Kur’an yerine, sorunların çözümü için hadislere müracaat edilmiş, oluşan boşluk hadislerle doldurulmuştur. Hadis âlimlerinin titiz çalışmalarına ve çabalarına rağmen uydurulmuş hadislerin tamamen ayıklanması mümkün olmamıştır.

Hangi gerekçeyle olursa olsun, Kur’an’ın devre dışı kalması dinî hayatı olumsuz etkilemekle kalmamış, dinî anlayışın değişmesine ve farklılaşmasına yol açmıştır çünkü kendisinde bir eksiklik ve şüphe olmayan hadisler değil, sadece Kur’an’dır. “Kendisinde hiç şüphe olmayan ve sakınanlar için bir rehber olan Kitab” (Bakara 2), “Biz Kitapta hiçbir şeyi eksik bırakmadık” (Enam 38), ayetleriyle bu durum açık ve kesin bir şekilde ifade edilmiştir.

Ayrıca hadislerin ilahî bir güvencesi söz konusu değildir, güvence verilmiş olan sadece Kur’an’dır:“Kimsenin kuşkusu olmasın ki, bu uyarıcı/hatırlatıcı mesajı, ayet ayet Biz indirdik: ve yine kimsenin kuşkusu olmasın ki, (bütün tahriflerden) onu yine Biz koruyacağız.” (Hicr/15:9)

Bugün de durum geçmişten farklı değildir. Şii, Sünni ve diğer gruplar hadis rivayetlerini ancak kendi görüşlerini teyit etmesi durumunda sahih kabul ederler.
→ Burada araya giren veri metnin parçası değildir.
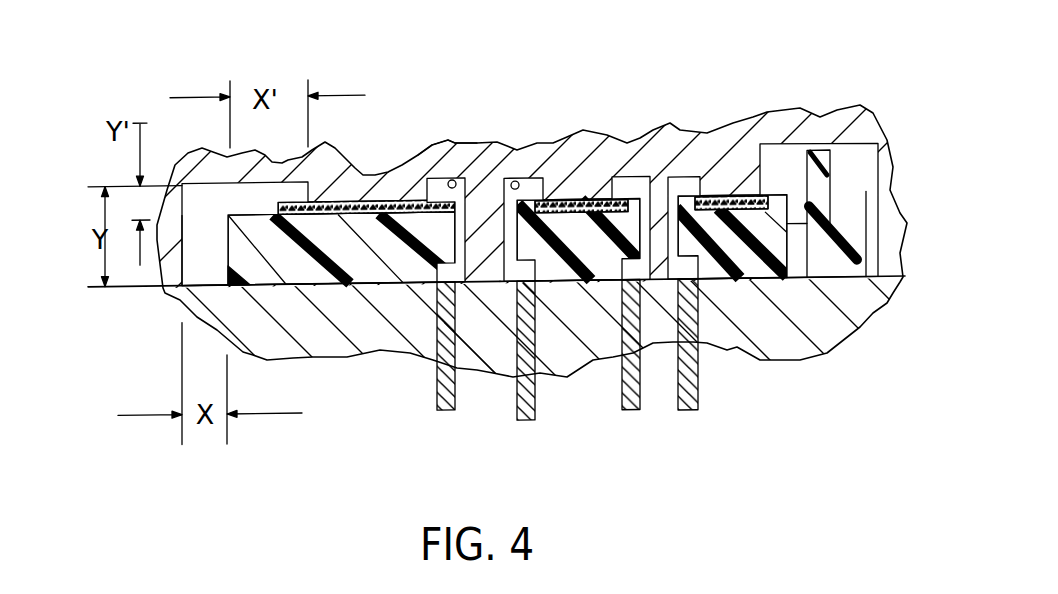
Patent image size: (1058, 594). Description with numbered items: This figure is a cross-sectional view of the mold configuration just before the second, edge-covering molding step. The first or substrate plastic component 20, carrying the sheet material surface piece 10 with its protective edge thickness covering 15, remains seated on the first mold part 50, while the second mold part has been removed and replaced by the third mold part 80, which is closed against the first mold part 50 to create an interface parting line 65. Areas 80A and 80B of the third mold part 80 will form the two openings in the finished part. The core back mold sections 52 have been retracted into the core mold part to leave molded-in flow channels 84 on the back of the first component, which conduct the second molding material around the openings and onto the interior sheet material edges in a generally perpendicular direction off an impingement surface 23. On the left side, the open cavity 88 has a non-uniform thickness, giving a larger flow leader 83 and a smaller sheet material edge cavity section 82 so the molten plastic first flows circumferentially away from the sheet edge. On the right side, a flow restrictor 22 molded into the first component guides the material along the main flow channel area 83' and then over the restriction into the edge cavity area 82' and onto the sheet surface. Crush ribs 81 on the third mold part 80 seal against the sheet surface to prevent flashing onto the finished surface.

The sheet material surface piece 10 is at (422, 145).
The protective edge thickness covering 15 is at (278, 220).
The first or substrate plastic component 20 is at (370, 262).
The flow restrictor 22 is at (812, 152).
The impingement surface 23 is at (440, 140).
The first mold part 50 is at (568, 368).
The core back mold sections 52 is at (442, 413).
The interface parting line 65 is at (475, 350).
The third mold part 80 is at (596, 150).
The area of the third mold part 80A is at (420, 202).
The area of the third mold part 80B is at (655, 180).
The crush ribs 81 is at (400, 203).
The sheet material edge cavity section 82 is at (232, 201).
The edge cavity area 82' is at (819, 145).
The flow leader 83 is at (162, 302).
The main flow channel area 83' is at (858, 291).
The molded-in flow channels 84 is at (438, 296).
The open cavity 88 is at (196, 232).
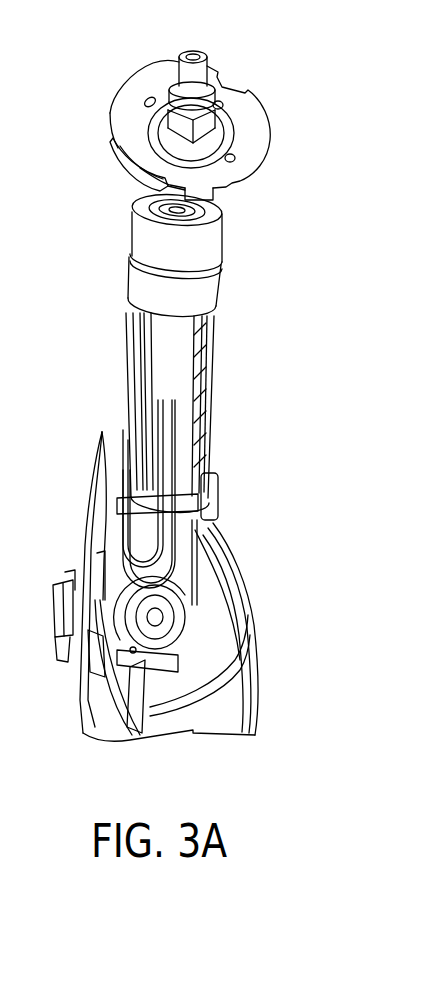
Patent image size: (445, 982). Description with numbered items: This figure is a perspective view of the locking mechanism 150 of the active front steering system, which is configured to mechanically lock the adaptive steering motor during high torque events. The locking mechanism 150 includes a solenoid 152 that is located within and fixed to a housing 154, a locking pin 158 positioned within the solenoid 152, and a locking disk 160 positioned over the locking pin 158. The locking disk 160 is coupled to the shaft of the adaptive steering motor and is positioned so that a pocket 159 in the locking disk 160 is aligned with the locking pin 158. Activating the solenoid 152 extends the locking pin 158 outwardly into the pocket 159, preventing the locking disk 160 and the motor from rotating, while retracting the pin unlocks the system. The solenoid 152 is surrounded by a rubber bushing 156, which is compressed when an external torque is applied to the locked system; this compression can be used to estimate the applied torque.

The locking mechanism 150 is at (352, 400).
The solenoid 152 is at (158, 362).
The housing 154 is at (135, 279).
The rubber bushing 156 is at (225, 238).
The locking pin 158 is at (177, 213).
The pocket 159 is at (137, 195).
The locking disk 160 is at (248, 119).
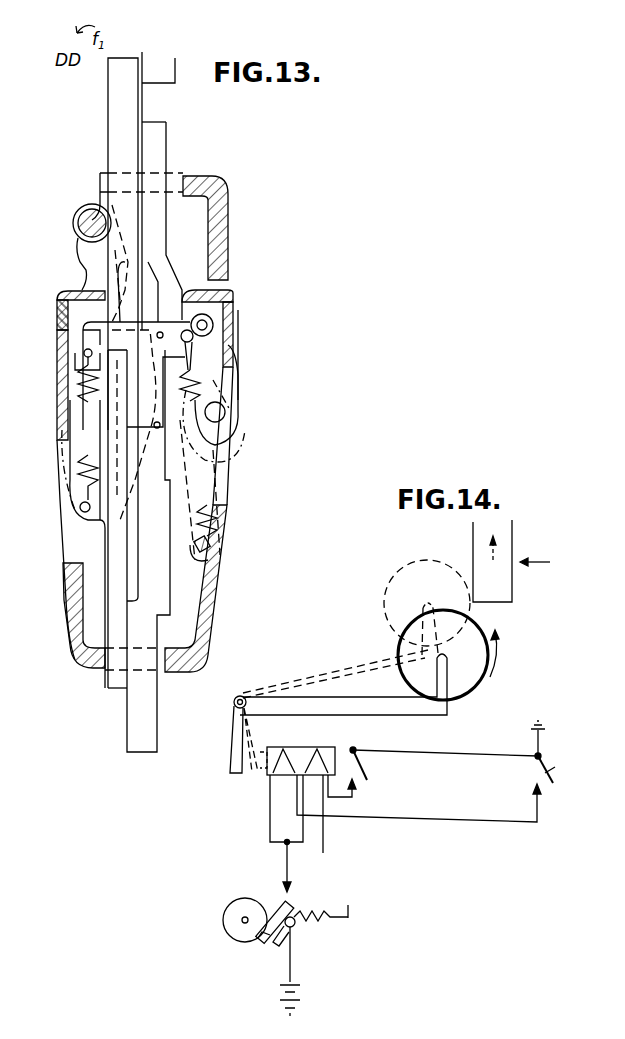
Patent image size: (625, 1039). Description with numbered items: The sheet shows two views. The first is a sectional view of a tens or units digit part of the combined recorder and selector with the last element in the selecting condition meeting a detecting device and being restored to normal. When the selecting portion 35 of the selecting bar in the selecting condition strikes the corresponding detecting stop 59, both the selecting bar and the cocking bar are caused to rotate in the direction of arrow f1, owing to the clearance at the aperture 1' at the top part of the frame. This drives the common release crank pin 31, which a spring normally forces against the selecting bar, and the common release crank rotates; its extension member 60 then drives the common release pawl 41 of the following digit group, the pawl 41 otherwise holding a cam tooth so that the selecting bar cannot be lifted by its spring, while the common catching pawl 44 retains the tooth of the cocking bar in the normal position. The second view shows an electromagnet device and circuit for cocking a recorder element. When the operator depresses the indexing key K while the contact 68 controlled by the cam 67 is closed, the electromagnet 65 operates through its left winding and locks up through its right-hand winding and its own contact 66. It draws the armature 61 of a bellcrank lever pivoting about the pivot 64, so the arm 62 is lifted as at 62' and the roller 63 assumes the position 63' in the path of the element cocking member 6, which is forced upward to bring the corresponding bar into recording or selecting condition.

In FIG. 13, the selecting portion 35 is at (125, 92).
In FIG. 13, the detecting stop 59 is at (163, 76).
In FIG. 13, the aperture 1' is at (131, 172).
In FIG. 13, the common release crank pin 31 is at (78, 227).
In FIG. 13, the extension member 60 is at (80, 316).
In FIG. 13, the common release pawl 41 is at (57, 350).
In FIG. 13, the armature 61 is at (183, 310).
In FIG. 14, the armature 61 is at (227, 739).
In FIG. 13, the common catching pawl 44 is at (232, 355).
In FIG. 14, the element cocking member 6 is at (515, 561).
In FIG. 14, the roller lifted position 63' is at (427, 596).
In FIG. 14, the roller 63 is at (448, 662).
In FIG. 14, the arm 62 is at (343, 696).
In FIG. 14, the arm lifted position 62' is at (335, 674).
In FIG. 14, the pivot 64 is at (234, 701).
In FIG. 14, the electromagnet 65 is at (404, 819).
In FIG. 14, the own contact 66 is at (433, 772).
In FIG. 14, the indexing key K is at (546, 752).
In FIG. 14, the cam 67 is at (235, 928).
In FIG. 14, the contact 68 is at (275, 897).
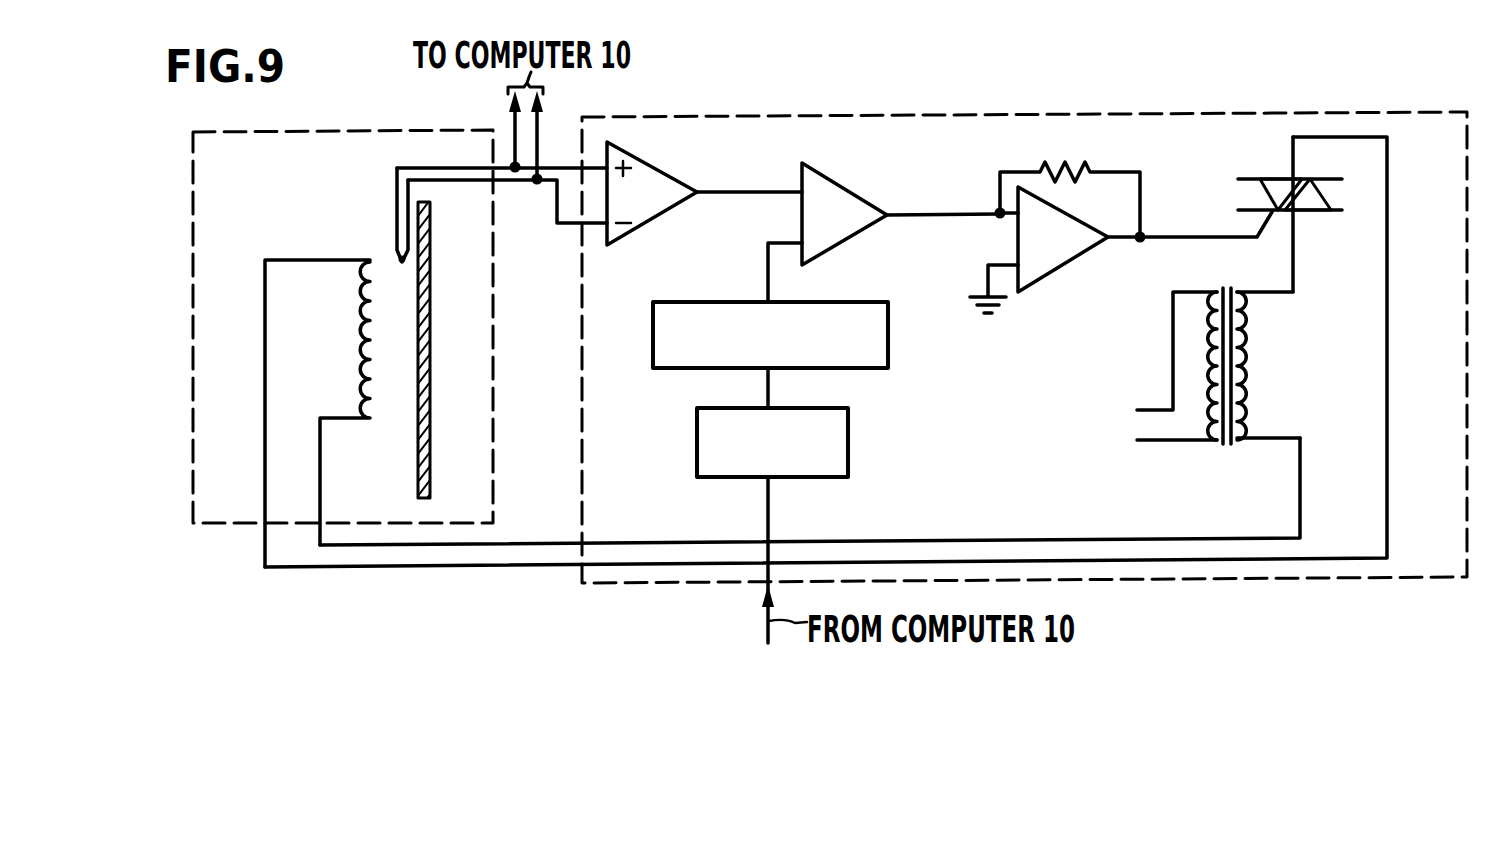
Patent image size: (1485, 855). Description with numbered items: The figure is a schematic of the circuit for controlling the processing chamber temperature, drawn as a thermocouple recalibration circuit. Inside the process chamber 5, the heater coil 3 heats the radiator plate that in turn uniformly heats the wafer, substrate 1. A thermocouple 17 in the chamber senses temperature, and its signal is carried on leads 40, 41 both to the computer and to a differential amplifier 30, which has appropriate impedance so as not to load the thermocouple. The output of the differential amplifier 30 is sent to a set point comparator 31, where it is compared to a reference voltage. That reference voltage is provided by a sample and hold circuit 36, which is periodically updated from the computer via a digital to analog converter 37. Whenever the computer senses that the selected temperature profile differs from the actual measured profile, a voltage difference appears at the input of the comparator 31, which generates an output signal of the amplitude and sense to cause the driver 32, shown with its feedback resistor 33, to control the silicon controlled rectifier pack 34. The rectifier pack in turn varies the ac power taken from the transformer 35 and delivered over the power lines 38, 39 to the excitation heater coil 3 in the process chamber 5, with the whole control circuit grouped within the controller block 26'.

The substrate 1 is at (418, 486).
The heater coil 3 is at (363, 330).
The process chamber 5 is at (193, 165).
The thermocouple 17 is at (398, 262).
The temperature controller 26' is at (1024, 318).
The differential amplifier 30 is at (675, 177).
The set point comparator 31 is at (870, 201).
The driver 32 is at (1085, 263).
The feedback resistor 33 is at (1068, 165).
The SCR pack 34 is at (1268, 179).
The transformer 35 is at (1238, 285).
The sample and hold circuit 36 is at (888, 340).
The digital to analog converter 37 is at (848, 445).
The heater power line 38 is at (1193, 537).
The heater power return line 39 is at (1328, 558).
The thermocouple positive lead 40 is at (553, 164).
The thermocouple negative lead 41 is at (557, 210).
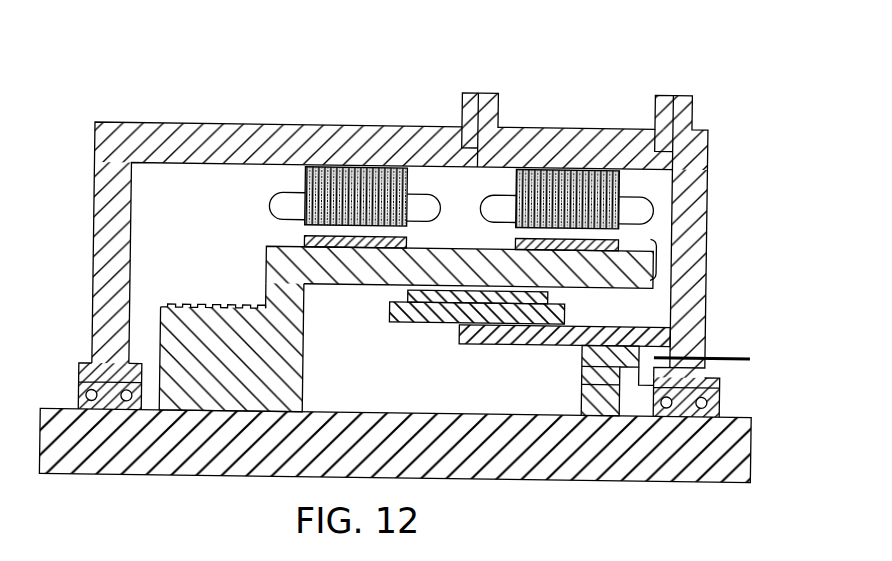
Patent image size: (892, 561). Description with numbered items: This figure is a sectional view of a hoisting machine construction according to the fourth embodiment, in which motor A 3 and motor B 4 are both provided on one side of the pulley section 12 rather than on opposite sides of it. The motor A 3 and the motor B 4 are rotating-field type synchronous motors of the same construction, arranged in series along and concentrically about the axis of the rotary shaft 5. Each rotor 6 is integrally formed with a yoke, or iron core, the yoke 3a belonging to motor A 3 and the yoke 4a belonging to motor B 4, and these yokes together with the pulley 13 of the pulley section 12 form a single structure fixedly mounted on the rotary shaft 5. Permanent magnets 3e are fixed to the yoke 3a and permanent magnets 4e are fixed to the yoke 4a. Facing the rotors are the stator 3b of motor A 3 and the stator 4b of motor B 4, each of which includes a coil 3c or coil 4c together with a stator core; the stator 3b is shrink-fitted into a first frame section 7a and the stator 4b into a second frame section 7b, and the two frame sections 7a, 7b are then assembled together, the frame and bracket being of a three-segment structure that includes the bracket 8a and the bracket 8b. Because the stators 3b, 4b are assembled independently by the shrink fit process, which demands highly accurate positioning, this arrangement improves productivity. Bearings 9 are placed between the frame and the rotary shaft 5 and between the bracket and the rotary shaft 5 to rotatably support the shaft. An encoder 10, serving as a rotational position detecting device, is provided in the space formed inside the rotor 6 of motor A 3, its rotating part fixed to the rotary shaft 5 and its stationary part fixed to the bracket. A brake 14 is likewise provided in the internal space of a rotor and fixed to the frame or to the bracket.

The motor A 3 is at (324, 135).
The yoke 3a is at (372, 282).
The stator 3b is at (306, 176).
The coil 3c is at (268, 203).
The permanent magnets 3e is at (306, 239).
The motor B 4 is at (551, 134).
The yoke 4a is at (594, 286).
The stator 4b is at (517, 174).
The coil 4c is at (483, 190).
The permanent magnets 4e is at (517, 232).
The rotary shaft 5 is at (704, 459).
The rotor 6 is at (660, 261).
The first frame section 7a is at (252, 121).
The second frame section 7b is at (555, 121).
The bracket 8a is at (95, 237).
The bracket 8b is at (708, 206).
The bearings 9 is at (82, 387).
The encoder 10 is at (588, 394).
The pulley section 12 is at (267, 60).
The pulley 13 is at (215, 305).
The brake 14 is at (415, 320).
Mezhep, fırka ve siyasi görüş farklılıkları hadis rivayetlerinde de belirleyici olmaktadır.

Hadislere ilişkin iddialar Kutsi Hadisler için de söz konusudur. Teorik olarak Resulullah’ın ilham yoluyla aldığı ve ilettiği bir vahiy olması mümkündür veya Hz. Peygamber’in kutsal kitaplardan nakletmiş olması düşünülebilir.

Peygamber’in sağlığında Kutsi Hadis rivayetlerinin söz konusu olmadığı, yaklaşık bir asır sonra “Kutsi Hadis” adıyla ortaya çıktığı bilinmektedir.

Hadis rivayetleri hakkında çok yönlü tartışmalar ve farklı görüşler olmasına rağmen “Hadis Külliyatı” çok kıymetli bir çalışmadır; hadis ilmi için başvurulacak en önemli kaynaktır. Hadisler için en temel ilkemiz “Kur’an’a arz” ilkesi olmalıdır. Bir hadis söz konusu olduğunda, onun rivayetinden ve sened kısmından önce, metninin ve anlamının Kur’an’ın ruhuna uygun olup olmadığına bakmak gerekir.

4- Asr-ı Saadet

Asr-ı Saadet ile Peygamber dönemi kastedilmektedir. Dört Halife dönemini ayrı tutmak gerekir. Ne yazık ki bu dönemde saadet bozulmaya yüz tutmuş; sivil, çoğulcu ve özgürlük zemini güven kaybetmeye başlamıştır. Halife seçimiyle başlayan hoşnutsuzluk, giderek ayrışmalara yol açmıştır.

Hz. Peygamber’in sağlığında sahabe, her şeyden önce İslam’ı saf ve berrak bir şekilde yaşıyordu. İktidar odaklı, çıkarcı, siyasal bir programla değil, hayatın doğal akışında İslam’ı pratik olarak ortaya koyuyordu. Onlar için İslam doğal bir yaşam tarzına dönüşmüştü.

 

Ashab, sivil, özgür, eşit, farklı olanların haklarıyla var oldukları, bilgi, irfan, hikmet, adalet, dayanışma, ahlak gibi insanlık ve İslam değerleriyle buluşan medeni bir toplum örneğini sergiledi.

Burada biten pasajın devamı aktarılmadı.